Distributed Proximal Policy Optimization (DPPO) is a new distributed architecture which has several GPU trainers and CPU samplers. The data sampled from these samplers are stored in Redis, and these trainers are sharing their network parameters by share_memory()

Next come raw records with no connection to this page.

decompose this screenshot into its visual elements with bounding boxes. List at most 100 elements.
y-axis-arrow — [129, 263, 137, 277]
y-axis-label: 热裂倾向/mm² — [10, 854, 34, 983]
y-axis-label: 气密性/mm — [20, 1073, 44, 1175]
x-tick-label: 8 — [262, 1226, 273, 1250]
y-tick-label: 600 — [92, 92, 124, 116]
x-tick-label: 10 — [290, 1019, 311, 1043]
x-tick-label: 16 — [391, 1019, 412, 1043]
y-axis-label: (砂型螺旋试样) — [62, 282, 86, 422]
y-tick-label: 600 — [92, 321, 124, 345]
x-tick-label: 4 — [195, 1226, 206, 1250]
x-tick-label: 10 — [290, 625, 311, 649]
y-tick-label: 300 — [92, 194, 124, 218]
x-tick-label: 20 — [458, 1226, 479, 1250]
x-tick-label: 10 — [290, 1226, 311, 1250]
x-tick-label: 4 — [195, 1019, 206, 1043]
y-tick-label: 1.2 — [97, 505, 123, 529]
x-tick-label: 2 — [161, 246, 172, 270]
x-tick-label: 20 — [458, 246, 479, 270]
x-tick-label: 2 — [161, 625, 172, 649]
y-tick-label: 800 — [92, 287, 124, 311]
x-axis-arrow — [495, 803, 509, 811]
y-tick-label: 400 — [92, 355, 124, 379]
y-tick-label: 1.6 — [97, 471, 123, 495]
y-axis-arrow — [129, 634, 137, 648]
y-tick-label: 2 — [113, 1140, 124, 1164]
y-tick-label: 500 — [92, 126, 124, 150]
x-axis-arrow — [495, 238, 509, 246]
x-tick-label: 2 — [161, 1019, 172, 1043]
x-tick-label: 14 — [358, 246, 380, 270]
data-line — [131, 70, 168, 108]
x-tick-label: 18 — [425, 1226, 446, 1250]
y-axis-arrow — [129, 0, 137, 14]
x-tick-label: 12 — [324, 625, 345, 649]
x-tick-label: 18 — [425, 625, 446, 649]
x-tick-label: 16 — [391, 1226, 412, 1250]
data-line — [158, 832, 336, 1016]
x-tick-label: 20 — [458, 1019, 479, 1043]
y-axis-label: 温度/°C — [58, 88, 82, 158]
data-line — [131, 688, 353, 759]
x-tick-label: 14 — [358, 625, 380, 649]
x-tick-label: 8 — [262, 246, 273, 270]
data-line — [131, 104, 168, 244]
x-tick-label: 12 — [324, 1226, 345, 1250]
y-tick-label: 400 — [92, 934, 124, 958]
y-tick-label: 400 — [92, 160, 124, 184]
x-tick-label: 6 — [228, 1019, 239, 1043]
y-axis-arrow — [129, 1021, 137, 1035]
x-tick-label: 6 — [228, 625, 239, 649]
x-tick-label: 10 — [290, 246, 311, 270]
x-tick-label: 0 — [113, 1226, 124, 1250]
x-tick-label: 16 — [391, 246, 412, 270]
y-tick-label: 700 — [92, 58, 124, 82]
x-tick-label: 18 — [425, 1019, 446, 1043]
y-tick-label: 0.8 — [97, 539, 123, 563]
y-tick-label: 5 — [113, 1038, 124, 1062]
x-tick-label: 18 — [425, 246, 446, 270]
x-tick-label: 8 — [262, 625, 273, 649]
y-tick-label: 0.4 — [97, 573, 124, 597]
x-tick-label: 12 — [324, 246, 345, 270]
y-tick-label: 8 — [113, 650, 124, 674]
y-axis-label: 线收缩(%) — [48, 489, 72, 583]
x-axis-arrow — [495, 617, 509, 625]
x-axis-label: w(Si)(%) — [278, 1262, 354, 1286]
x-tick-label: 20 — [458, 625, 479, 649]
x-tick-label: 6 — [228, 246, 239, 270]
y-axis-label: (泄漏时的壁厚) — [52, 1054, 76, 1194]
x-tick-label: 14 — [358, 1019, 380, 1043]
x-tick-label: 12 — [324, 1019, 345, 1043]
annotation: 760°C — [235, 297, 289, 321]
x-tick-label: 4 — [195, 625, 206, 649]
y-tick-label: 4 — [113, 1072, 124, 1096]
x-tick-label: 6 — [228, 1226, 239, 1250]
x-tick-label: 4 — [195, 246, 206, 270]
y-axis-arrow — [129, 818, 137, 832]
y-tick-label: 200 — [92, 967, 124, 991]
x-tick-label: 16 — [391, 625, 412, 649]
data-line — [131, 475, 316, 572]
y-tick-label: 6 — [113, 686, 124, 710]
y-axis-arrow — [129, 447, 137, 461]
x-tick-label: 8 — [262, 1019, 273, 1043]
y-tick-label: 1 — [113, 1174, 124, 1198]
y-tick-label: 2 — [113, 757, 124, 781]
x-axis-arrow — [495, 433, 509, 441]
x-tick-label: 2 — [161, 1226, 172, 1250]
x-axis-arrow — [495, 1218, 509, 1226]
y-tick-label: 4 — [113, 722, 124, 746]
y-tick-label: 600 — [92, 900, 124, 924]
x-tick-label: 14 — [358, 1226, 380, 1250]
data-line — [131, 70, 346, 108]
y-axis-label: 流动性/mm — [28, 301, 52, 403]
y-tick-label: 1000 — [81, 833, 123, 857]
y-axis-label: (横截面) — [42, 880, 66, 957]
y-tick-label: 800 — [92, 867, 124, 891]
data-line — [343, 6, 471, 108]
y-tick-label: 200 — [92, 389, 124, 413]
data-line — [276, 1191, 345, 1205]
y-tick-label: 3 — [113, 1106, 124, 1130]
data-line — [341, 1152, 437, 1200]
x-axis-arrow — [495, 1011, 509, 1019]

in Pytorch, this method is much faster than local and global memory.
- python == 3.9
- gym==0.24.1
- gym-microrts==0.3.2
- mujoco == 2.2.2
- torch==1.12.0+cu116
- redis==4.3.4
- numba==0.55.2
Install all requirements.
pip install -r requirements.txt
We include two environments (Mujoco and Microrts) and two distributions (normal and beta).
│ README.md
│ requirements.txt
│
├─algo_envs
│ │ algo_base.py
│ │ algo_transformer.py
│ │ ppo_microrts_hogwild.py
│ │ ppo_microrts_share.py
│ │ ppo_microrts_share_gae.py
│ │ ppo_mujoco_beta_hogwild.py
│ │ ppo_mujoco_beta_share.py
│ │ ppo_mujoco_beta_share_gae.py
│ │ ppo_mujoco_normal_hogwild.py
│ │ ppo_mujoco_normal_share.py
│ │ ppo_mujoco_normal_share_gae.py
│ │ __init__.py
│
├─libs
│ config.py
│ log.py
│ redis_cache.py
│ redis_config.py
│ utils.py
│ __init__.py
│
└─train_main_local
board_start.sh
board_stop.sh
checker.py
mps_start.sh
mps_stop.sh
sampler.py
trainer.py
train_main_local.py
train_start.sh
train_stop.sh
You can train them in train_main_local
or their own files.
Train example
python train_main_local/train_main_local.py
Train in their respective files
python algo_envs/ppo_mujoco_normal_share.py
Where to modify our algorithms or network structure
You can design your own reinforcement learning through modifying Calculate
class (e.g., PPOMujocoNormalShareCalculate
), Calculate
class is mainly used to calculate gradient loss and update network parameter.
Also, the network structure could be modified in Net
class (e.g., PPOMujocoNormalShareNet
) which mainly utilized to devise and initialize network structure, output what you want (e.g., state-value of a state, an action you want take and so on).